Authorities cite foreign link in Times Square Bomb Scare
Who planted the tricked-up SUV in the very section where Times Square narrows to a choke point, where Broadway meets up with 7th Avenue in the virtual center of Manhattan? The issue was muddied when the Pakistani Taliban said they were responsible, but the Pakistani government was quick to pour cold water on the Islamic militants’ claim. “We do not have any credible or verifiable information about Pakistani involvement at this stage,” said Farahnaz Ispahani, a presidential spokesman, “but we condemn terrorism anywhere and everywhere.”
The investigation into the Times Square car bomb has started to reveal information that suggests the failed attack was the work of an international plot, a senior administration official told the reporters.
The official could not definitively say whether a foreign conspiracy was behind the incident, but that the body of evidence was moving in that direction.
The administration’s assessment came after the White House for the first time clearly defined the attempted attack as an act of terrorism, without saying whether it was the work of a foreign or domestic plot.
Obama administration officials previously stopped short of declaring the incident terrorism.
New York Gov.
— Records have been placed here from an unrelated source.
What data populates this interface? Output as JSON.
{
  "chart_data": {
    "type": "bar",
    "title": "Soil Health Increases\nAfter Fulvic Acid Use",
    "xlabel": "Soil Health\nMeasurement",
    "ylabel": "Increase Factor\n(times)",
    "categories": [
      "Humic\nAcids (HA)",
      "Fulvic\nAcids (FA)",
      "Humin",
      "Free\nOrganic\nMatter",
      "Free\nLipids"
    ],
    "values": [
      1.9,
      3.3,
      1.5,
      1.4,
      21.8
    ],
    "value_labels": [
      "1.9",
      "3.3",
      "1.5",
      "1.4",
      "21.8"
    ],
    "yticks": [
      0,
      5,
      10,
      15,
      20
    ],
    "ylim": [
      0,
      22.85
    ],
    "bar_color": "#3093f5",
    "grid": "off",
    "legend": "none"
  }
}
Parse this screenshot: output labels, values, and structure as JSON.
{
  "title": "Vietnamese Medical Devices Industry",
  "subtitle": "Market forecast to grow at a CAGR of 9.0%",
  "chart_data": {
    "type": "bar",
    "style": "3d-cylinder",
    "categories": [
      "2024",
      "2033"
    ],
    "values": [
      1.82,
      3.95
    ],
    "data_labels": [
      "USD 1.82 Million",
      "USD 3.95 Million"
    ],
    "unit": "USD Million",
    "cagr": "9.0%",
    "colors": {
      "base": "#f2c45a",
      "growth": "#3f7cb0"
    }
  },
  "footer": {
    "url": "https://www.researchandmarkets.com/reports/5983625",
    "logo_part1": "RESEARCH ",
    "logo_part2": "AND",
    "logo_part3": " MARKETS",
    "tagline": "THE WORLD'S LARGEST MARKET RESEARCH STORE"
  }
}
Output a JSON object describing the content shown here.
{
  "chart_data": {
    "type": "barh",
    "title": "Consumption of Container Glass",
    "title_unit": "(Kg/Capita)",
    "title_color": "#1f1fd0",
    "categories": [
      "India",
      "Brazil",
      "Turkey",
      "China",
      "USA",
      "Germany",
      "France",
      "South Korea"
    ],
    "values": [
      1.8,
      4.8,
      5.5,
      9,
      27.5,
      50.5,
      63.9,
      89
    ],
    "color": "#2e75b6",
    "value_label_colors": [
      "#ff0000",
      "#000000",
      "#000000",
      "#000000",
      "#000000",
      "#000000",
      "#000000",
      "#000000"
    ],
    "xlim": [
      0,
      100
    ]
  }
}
David Paterson immediately called the attempted attack an “act of terrorism” after police were alerted to the bomb and cleared out Times Square Saturday night. But Attorney General Eric Holder on Monday said it was too early to officially designate the incident as terrorism.
Homeland Security Secretary Janet Napolitano, in several interviews since Sunday, has by turns described the incident as a potential or likely terrorist act, though she said investigators need to find out more about the origin of the plot.
The New York Police Department too seemed to have put the Taliban on the lower end of its list of suspects. Still, no one dismissed Islamic terrorists completely out of hand. After all, on Friday two New Yorkers were indicted on charges that they attempted to send computers and other supplies to help al-Qaeda modernize. And other reports pointed out that the crude bomb in Times Square seemed to resemble the car bombs that were defused in London in 2007 outside the Tiger Tiger nightclub. British authorities later arrested a number of Iraqis with alleged links to al-Qaeda over the incident, which was apparently part of larger bombing plots, including a fiery but abortive attack on Glasgow Airport.